So i have a scrapy spider as follows:
class CoursesSpider(scrapy.Spider):
name = "courses"
start_urls = [
'http://example.com'
]
def parse(self, response):
for subject in response.css('subject'):
subject_name = subject.css('subject::text').extract_first().strip()
subject_link = subject.css('subject::attr(href)').extract_first().strip()
subject_id = subject.css('subject::attr(id)').extract_first().strip()
if subject_link is not None:
subject_data = scrapy.Request(subject_link, callback=self.parse_course)
yield {
'subject_name': subject_name,
'subject_link': subject_link,
'subject_id': subject_id,
'subject_data': subject_data,
}
def parse_course(self, response):
subject_id = response.css('::attr(id)').extract_first().strip()
for course in response.css('course'):
course_name = course.css('course::text').extract_first().strip()
course_link = course.css('course::attr(href)').extract_first().strip()
course_id = course.css('course::attr(id)').extract_first().strip()
if course_link is not None:
course_data = scrapy.Request(course_link, callback=self.parse_class)
yield {
'course_name': course_name,
'course_link': course_link,
'course_id': subject_id + " " + course_id,
'course_data': course_data,
}
def parse_class(self, response):
course_id = response.css('::attr(id)').extract_first().strip()
for section in response.css('section'):
section_name = section.css('section::text').extract_first().strip()
section_link = section.css('section::attr(href)').extract_first().strip()
yield {
'section_name': section_name,
'section_link': section_link,
'course_id': course_id,
}
I'd like to get an output json file that has a tree structure like so:
{"subject_id": "...", "subject_name": "...", "subject_link": "...", "subject_data":
{"course_id": "...", "course_link": "...", "course_name": "...", "course_data":
{"course_id": "...", "section_link": "...", "section_name": "..."}
}
}
However i only get this:
{"subject_id": "...", "subject_data": "<Request GET http://example.com/something>", "subject_name": "...", "subject_link": "..."}
From my understanding this is because the yield code didn't get executed yet.
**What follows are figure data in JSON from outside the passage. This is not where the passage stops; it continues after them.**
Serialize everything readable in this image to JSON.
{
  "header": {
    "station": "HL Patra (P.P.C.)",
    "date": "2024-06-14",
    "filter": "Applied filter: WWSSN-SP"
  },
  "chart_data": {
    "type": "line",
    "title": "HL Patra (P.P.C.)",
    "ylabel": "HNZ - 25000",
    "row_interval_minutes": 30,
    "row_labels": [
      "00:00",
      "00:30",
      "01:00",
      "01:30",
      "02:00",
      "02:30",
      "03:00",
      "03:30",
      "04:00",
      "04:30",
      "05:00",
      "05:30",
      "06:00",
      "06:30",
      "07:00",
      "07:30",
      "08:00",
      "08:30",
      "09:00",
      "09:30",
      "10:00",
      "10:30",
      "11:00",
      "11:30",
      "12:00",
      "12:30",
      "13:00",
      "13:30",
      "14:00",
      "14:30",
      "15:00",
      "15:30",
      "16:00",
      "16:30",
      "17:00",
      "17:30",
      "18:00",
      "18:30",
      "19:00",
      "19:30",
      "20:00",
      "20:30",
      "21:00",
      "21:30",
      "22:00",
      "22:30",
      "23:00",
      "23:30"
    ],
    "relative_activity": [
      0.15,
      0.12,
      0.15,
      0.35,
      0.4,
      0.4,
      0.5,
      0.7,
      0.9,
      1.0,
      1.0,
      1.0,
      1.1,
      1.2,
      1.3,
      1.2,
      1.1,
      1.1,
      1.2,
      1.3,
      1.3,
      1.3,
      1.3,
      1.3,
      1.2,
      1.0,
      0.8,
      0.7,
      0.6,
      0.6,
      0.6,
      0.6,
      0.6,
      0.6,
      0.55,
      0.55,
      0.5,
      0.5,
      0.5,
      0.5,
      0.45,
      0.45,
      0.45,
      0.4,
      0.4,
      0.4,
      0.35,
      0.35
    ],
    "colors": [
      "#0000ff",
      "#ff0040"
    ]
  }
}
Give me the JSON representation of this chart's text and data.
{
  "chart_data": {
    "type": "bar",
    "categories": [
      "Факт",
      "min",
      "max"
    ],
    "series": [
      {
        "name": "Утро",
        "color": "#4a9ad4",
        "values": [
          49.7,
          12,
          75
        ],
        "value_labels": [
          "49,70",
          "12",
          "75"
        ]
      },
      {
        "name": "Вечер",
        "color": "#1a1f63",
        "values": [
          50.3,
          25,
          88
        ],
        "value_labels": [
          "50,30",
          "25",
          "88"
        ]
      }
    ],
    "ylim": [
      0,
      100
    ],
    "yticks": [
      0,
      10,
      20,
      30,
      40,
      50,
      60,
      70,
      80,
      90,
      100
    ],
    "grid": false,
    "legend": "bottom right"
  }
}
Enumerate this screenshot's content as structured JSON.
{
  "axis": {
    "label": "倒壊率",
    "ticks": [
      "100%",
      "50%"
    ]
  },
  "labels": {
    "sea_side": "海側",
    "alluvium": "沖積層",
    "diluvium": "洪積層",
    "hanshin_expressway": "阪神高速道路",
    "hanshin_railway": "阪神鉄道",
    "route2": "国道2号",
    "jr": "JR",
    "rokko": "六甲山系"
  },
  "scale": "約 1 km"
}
How would i go about calling a equivalent of "scrapy crawl courses -o courses.json" that fully calls all requests? If that's not possible out-of-the-box how can i do this myself? Can i later import the json in a python file and run http://example.com/something> and the following ones somehow?
I know there's a lot of code, but it should clarify. Thanks for your help!